Food stamps could be in mix for Republicans’ 2012 spending cuts
Welfare reform, including cutting funds for food stamps, could be in the mix for the Republicans’ 2012 budget proposal.
The House Budget Committee has discussed the possibility, according to a GOP aide.
{mosads}Conservatives in the lower chamber want Budget Chairman Paul Ryan (R-Wis.) to include welfare reform alongside the entitlement reforms to Social Security, Medicaid and Medicare in the budget he’s working on.
Rep. Jim Jordan (R-Ohio), the chairman of the conservative Republican Study Committee (RSC), introduced the idea in the Welfare Reform Act last week.
Jordan told The Hill on Tuesday that he plans to talk to Ryan next week, when Congress returns from its recess, about including the RSC proposals in next year’s budget. He stressed that while the bill is meant to cut the deficit, it is also meant to improve the lives of the poor by helping them transition to employment.
The proposal, which is estimated to save as much as $1.4 trillion over a decade, could help Ryan out of an embarrassing bind.
The Budget Committee chairman has the tall task of coming up with a 2012 spending plan that includes more deficit reduction than the one President Obama has proposed — and he has to do it without increasing taxes, something his conference would ardently oppose. He is scheduled to release his budget proposal the first week of April.
Jordan said he has not talked to leadership about moving his politically explosive Welfare Reform Act. Anti-poverty groups are already blasting it as worse than the cuts the GOP has embraced so far and have prepared an all-out assault on the proposal.
The groups were already troubled by a letter the House Agriculture Committee sent to Ryan last week suggesting food stamps could be a place to cut spending before cutting farm subsidies.
“On a scale of 1 to 10, with 10 being worst, I’d place putting the RSC bill into the budget resolution at 100,” Deborah Weinstein, executive director of the Coalition on Human Needs, said.
Lisa Davis of Feeding America said the proposal “would mean an immediate cut of about $59 a month for a family of four.”
“This is the wrong place to go for cuts,” she said.
Feeding America lobbied Congress earlier this month to maintain funding, or increase it, for food stamps. This week the group will unveil a study that shows, for the first time, the number of food stamp recipients in each county as part of its effort to educate Congress on the use of the program.

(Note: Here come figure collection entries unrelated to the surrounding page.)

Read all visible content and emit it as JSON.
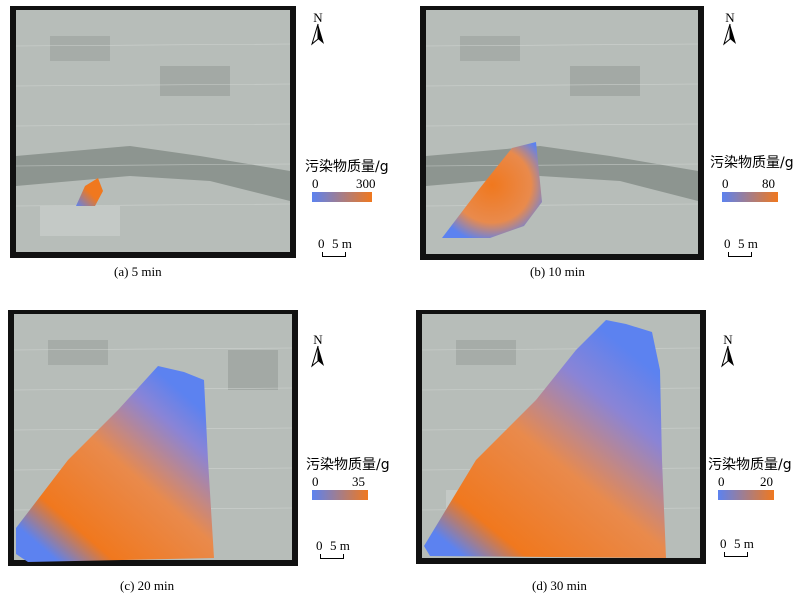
{
  "legend_title": "污染物质量/g",
  "north_label": "N",
  "scale": {
    "zero": "0",
    "length": "5 m"
  },
  "colors": {
    "low": "#5c82f0",
    "high": "#f0781e",
    "background": "#b7bdb9",
    "river": "#8d9590",
    "frame": "#111111"
  },
  "panels": [
    {
      "caption": "(a) 5 min",
      "legend_min": "0",
      "legend_max": "300"
    },
    {
      "caption": "(b) 10 min",
      "legend_min": "0",
      "legend_max": "80"
    },
    {
      "caption": "(c) 20 min",
      "legend_min": "0",
      "legend_max": "35"
    },
    {
      "caption": "(d) 30 min",
      "legend_min": "0",
      "legend_max": "20"
    }
  ]
}
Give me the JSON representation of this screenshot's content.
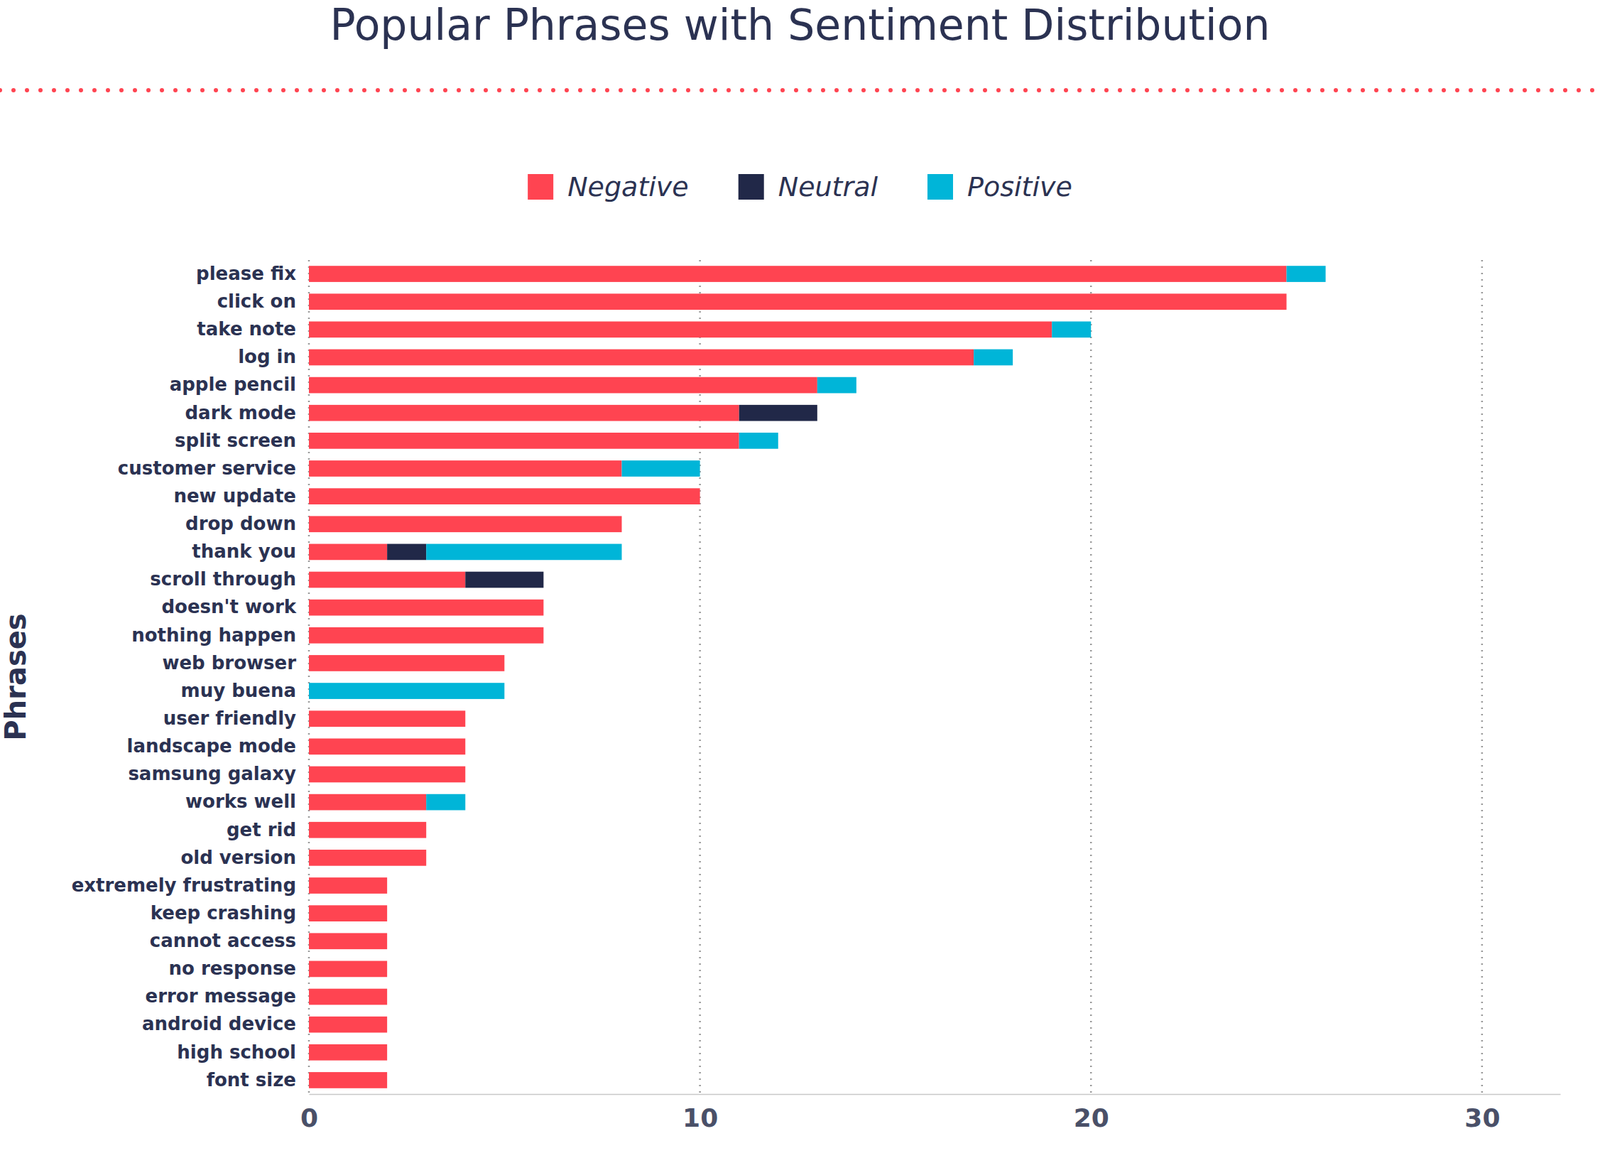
{
  "chart_data": {
    "type": "bar",
    "title": "Popular Phrases with Sentiment Distribution",
    "y_label": "Phrases",
    "orientation": "horizontal",
    "stacked": true,
    "grid": true,
    "legend": "top",
    "categories": [
      "please fix",
      "click on",
      "take note",
      "log in",
      "apple pencil",
      "dark mode",
      "split screen",
      "customer service",
      "new update",
      "drop down",
      "thank you",
      "scroll through",
      "doesn't work",
      "nothing happen",
      "web browser",
      "muy buena",
      "user friendly",
      "landscape mode",
      "samsung galaxy",
      "works well",
      "get rid",
      "old version",
      "extremely frustrating",
      "keep crashing",
      "cannot access",
      "no response",
      "error message",
      "android device",
      "high school",
      "font size"
    ],
    "series": [
      {
        "name": "Negative",
        "color": "#ff4451",
        "values": [
          25,
          25,
          19,
          17,
          13,
          11,
          11,
          8,
          10,
          8,
          2,
          4,
          6,
          6,
          5,
          0,
          4,
          4,
          4,
          3,
          3,
          3,
          2,
          2,
          2,
          2,
          2,
          2,
          2,
          2
        ]
      },
      {
        "name": "Neutral",
        "color": "#212848",
        "values": [
          0,
          0,
          0,
          0,
          0,
          2,
          0,
          0,
          0,
          0,
          1,
          2,
          0,
          0,
          0,
          0,
          0,
          0,
          0,
          0,
          0,
          0,
          0,
          0,
          0,
          0,
          0,
          0,
          0,
          0
        ]
      },
      {
        "name": "Positive",
        "color": "#00b5d8",
        "values": [
          1,
          0,
          1,
          1,
          1,
          0,
          1,
          2,
          0,
          0,
          5,
          0,
          0,
          0,
          0,
          5,
          0,
          0,
          0,
          1,
          0,
          0,
          0,
          0,
          0,
          0,
          0,
          0,
          0,
          0
        ]
      }
    ],
    "xlim": [
      0,
      32
    ],
    "xticks": [
      0,
      10,
      20,
      30
    ]
  }
}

Asked about the RSC proposal, Brad Dayspring, the spokesman for Majority Leader Eric Cantor (R-Va.), referred questions to the Budget Committee, which did not comment on it Tuesday.
The RSC bill would set back overall welfare spending for most poverty programs to 2007 levels, plus inflation. The proposal includes food stamps, Temporary Assistance for Needy Families (TANF) and Medicaid, but does not include unemployment insurance or Social Security disability payments.
In addition to cutting the increased spending on food stamps that was part of the 2009 stimulus bill, the RSC proposal would create a tougher work requirement to receive food stamps.
Currently, adults without dependents working less than 80 hours per month are limited to three months of food stamps in any three-year period. The bill would require heads of families to work 120 hours per month to receive benefits, among other changes.
“We want to help families stuck in the system get onto gainful employment,” Jordan explained.
The RSC has included a trigger in its proposal that says the cap would only be enforced once unemployment dips below 6.5 percent, something that isn’t projected to happen before 2015.
“Let’s make this work better. If you have 77 different programs, there is probably some duplication,” Jordan said.
Bob Bixby, of the deficit watchdog group Concord Coalition, said he could see the welfare proposal put into the budget resolution.
“[Ryan] is really boxed in by the freshman caucus,” Bixby said. “If he doesn’t come up with a balanced budget in 10 years, I suspect that will be a real problem.”
And that might not happen, even with the additional cuts, according to one projection, which would be a politically embarrassing situation for Republicans.
In a new analysis posted on the Coalition’s website, Bixby shows how difficult it will be for Ryan to construct a budget that has deficits lower than Obama’s.
Even if he adopts the RSC proposal and turns Medicare into a voucher system, Ryan would only be able to achieve deficits of $7.5 trillion over 10 years, worse than Obama, according to the group’s analysis. The president’s 2012 budget proposal projects a $7.2 trillion deficit.
The difference is largely due to the fact Obama assumes George W. Bush-era tax cuts for the wealthy will expire in two years. The president’s plan also assumes the deficit savings from his healthcare law will be achieved.
In his budget proposal, Ryan will have to assume the tax cuts are extended and the healthcare law is repealed. He will also have to use less rosy Congressional Budget Office economic estimates after having blasted the administration for its assumptions in the 2012 budget proposal.
Bixby said to get even further reductions, Ryan will have to go deeper after entitlement spending and the defense budget, and might be tempted by the RSC welfare proposal.
But Bixby pointed out that including welfare cuts, without other cuts and revenue raisers on the table, could easily be portrayed by liberals as “balancing the budget on the backs of the poor.”